Britain told its EU partners on Wednesday that the EU’s treaties were “not fit for purpose” and there must be reform or it would quit the bloc.
In the latest blast of euroskepticism from Conservatives in Britain’s coalition government, British Chancellor of the Exchequer George Osborne said EU treaties had to be changed to protect member states like his own that do not use the euro.
The comments, made at a conference in London on reform of the 28-nation EU, are unlikely to be embraced by integrationists in Brussels, who want Britain to remain in the bloc, but have become irritated by its demands for change.
European Commission President Jose Manuel Barroso accused countries like Britain that have questioned the bloc’s freedom of movement rules of having a “narrow, chauvinistic idea of the protection” of their interests — an indication of how tough London may find it to win allies.
Osborne, a close ally of British Prime Minister David Cameron, said the treaties that governed how the EU was run were “not fit for purpose” and had to be overhauled.
“Proper legal protection for the rights of non-euro members is ... absolutely necessary to preserve the single market and make it possible for Britain to remain in the EU,” he said.
“If we cannot protect the collective interests of non-eurozone member states, then they will have to choose between joining the euro, which the UK will not do, or leaving the EU,” he added.
A drive for closer integration among the 18 countries that use the single currency was straining the EU’s institutional architecture, he said, a situation he said risked “going beyond what was legally possible or politically sustainable.”
Britain’s Conservatives have long been skeptical about European integration. However, their rhetoric is becoming stronger as they face a challenge in May’s European Parliament elections and beyond from the UK Independence Party, a primarily right-wing group that wants Britain to leave the EU.
Cameron has promised that if he is re-elected next year he will try to renegotiate Britain’s EU ties before offering Britons an in/out referendum on membership.
The pledge, made last year, was partly designed to pacify his party’s lawmakers, whose vocal desire to leave the EU or radically dilute its influence over British life risked tearing the party apart and undermining Cameron.
It was a strategy that worked for a while, but the same euroskeptics have now begun to demand Cameron do more to counter what they see as the EU’s pernicious influence.
In comments that looked designed to placate them, Osborne said he and Cameron were determined to make good on their EU promises.
“Our determination is clear: To deliver the reform and then let the people decide,” he said.

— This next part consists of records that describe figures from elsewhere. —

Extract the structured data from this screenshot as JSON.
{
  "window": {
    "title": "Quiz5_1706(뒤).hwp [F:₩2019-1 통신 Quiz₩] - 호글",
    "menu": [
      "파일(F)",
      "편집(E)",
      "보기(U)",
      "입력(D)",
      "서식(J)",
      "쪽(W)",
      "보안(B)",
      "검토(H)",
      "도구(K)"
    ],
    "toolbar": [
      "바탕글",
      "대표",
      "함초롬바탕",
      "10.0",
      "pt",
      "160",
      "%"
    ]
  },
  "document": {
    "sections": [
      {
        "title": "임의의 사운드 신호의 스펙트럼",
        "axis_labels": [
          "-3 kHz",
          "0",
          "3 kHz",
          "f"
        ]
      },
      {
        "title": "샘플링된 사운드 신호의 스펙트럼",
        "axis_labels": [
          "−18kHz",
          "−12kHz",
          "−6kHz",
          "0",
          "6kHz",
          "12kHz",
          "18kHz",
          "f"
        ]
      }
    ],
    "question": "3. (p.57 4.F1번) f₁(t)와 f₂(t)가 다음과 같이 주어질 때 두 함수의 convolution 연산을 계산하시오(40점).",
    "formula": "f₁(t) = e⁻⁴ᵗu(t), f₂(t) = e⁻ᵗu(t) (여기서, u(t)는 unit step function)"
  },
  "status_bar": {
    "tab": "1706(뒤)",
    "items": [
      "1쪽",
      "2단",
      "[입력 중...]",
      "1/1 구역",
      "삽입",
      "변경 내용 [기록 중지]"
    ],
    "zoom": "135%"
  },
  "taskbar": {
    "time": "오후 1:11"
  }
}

“It is the ‘status quo’ which condemns the people of Europe to an ongoing economic crisis and continuing decline. And so there is a simple choice for Europe: reform or decline,” he added.
He reeled off a list of EU financial-market policies which he said Britain was challenging at the European Court of Justice, saying he was constantly forced to fight off damaging EU regulation of the sector.
Many polls have shown a slim majority of Britons — disenchanted with the EU’s red tape and what they view as its overbearing intervention in their everyday lives — would vote to leave the EU if given the chance.
Both pro and anti-EU groups agree any referendum would be close.
The Conservatives have not disclosed all the areas they want to reform, but the general thrust of their demand is that they want Britain and other member states to repatriate powers in policy areas such as immigration and social security.
European Commission Vice-President for Economic and Monetary Affairs Olli Rehn told reporters in Beijing, where he met senior Chinese leaders on yesterday, that he was ready to work with Osborne on EU reform.
“It is very important that the UK is an active partner of the European Union. It is better to focus on reform than repatriation [of powers],” he said.